— Il y a donc, si je ne m’abuse, — continua le physicien, — un instant où les deux photographies sont visibles ensemble sur la toile, et viennent y mêler leurs sujets différents : les mâts d’un navire surgissant, par exemple, au milieu d’un groupe sympathique…

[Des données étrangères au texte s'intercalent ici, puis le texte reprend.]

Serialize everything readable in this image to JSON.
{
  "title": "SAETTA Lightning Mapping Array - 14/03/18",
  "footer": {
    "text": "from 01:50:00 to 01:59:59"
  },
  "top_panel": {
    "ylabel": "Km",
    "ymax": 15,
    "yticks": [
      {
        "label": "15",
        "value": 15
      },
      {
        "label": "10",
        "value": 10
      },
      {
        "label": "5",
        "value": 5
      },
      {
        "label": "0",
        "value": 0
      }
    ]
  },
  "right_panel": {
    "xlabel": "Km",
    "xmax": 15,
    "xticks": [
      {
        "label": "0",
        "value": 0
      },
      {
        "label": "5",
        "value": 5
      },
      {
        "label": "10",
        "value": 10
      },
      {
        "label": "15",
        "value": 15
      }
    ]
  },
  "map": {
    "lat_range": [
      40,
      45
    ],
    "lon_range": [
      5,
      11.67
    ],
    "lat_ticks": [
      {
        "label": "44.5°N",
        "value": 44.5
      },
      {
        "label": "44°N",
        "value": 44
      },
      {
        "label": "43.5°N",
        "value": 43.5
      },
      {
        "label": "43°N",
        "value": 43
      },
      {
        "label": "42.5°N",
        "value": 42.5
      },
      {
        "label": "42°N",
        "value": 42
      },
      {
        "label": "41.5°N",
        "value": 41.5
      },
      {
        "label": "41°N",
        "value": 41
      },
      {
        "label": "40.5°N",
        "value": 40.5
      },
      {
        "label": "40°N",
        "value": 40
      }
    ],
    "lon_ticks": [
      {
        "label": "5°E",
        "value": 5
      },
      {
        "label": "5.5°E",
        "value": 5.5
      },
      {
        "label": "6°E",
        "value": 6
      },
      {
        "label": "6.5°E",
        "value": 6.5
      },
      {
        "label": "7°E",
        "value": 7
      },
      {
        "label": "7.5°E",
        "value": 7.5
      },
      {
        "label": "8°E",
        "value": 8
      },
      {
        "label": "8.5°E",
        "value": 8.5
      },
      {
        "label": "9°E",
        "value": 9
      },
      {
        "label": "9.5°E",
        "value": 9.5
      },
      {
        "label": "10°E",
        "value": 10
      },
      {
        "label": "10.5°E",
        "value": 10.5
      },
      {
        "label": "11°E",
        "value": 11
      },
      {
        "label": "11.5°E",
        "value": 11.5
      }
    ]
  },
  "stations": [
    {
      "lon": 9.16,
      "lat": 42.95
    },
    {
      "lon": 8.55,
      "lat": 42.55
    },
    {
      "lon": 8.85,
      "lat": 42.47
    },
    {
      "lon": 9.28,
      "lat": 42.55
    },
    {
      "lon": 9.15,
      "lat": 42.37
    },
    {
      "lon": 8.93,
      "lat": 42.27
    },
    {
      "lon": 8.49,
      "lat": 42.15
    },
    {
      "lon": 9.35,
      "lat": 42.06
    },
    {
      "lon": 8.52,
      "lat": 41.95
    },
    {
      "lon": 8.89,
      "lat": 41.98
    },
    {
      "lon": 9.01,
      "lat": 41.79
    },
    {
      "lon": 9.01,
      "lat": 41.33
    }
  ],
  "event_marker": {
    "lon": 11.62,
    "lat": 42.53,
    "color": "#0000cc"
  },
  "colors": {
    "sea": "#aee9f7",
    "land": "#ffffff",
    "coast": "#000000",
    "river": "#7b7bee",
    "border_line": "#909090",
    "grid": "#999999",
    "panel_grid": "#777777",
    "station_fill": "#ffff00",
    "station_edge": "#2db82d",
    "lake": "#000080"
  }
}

— Eh bien ? — dis-je, — quel rapport…
— Imaginez, — reprit le savant, — que la première vue projetée soit mon portrait, et que la seconde représente une console Louis XV… Il me semble que cela donne assez bien l’idée de mon aventure au moment où vous avez brisé la glace… surtout si l’on a photographié la console dans mon salon et votre serviteur dans son cabinet…
— Cela n’explique rien !
— En effet. Pourtant, d’autre part, tout ce qui nous est arrivé tend, malgré la raison, à justifier le sens de la vue, lequel porte à croire qu’un espace s’enfonce derrière les miroirs…
— Mais, — répliquai-je, — où voulez-vous qu’il se loge, votre espace… comment dire ?… votre espace temporaire ? Dans le cas présent, le cabinet reflété aurait occupé la place du salon !…
— C’est cela, c’est bien cela, — fit le professeur.
— Mais enfin, Bouvancourt, le salon est le salon ! Deux choses au même point, en même temps, c’est fou !
— Hem ! — reprit-il avec une grimace. — Fou !… D’abord, il y a les vues fondantes… Ensuite, nous ne vivons que dans l’espace et dans le temps, et nous ne les connaissons pas. L’immensité, l’éternité, sont inconcevables. Prétendez-vous savoir en détail la partie d’un tout que vous ignorez ? Êtes-vous certain que deux choses peuvent exister en même temps ? Êtes-vous sûr qu’elles ne peuvent pas exister au même endroit, simultanément ?… Après tout, — lança-t-il d’un ton moqueur, — le lieu de mon corps est, à la fois, celui d’un malade et celui d’un électeur de même volume, sans compter les autres personnes…
Je fus soulagé de voir clairement qu’il plaisantait, et la conversation tourna. D’ailleurs, les expériences pouvaient seules nous édifier sur cet événement, si extraordinaire que, parfois, je doutais qu’il se fût déroulé comme j’avais cru l’observer.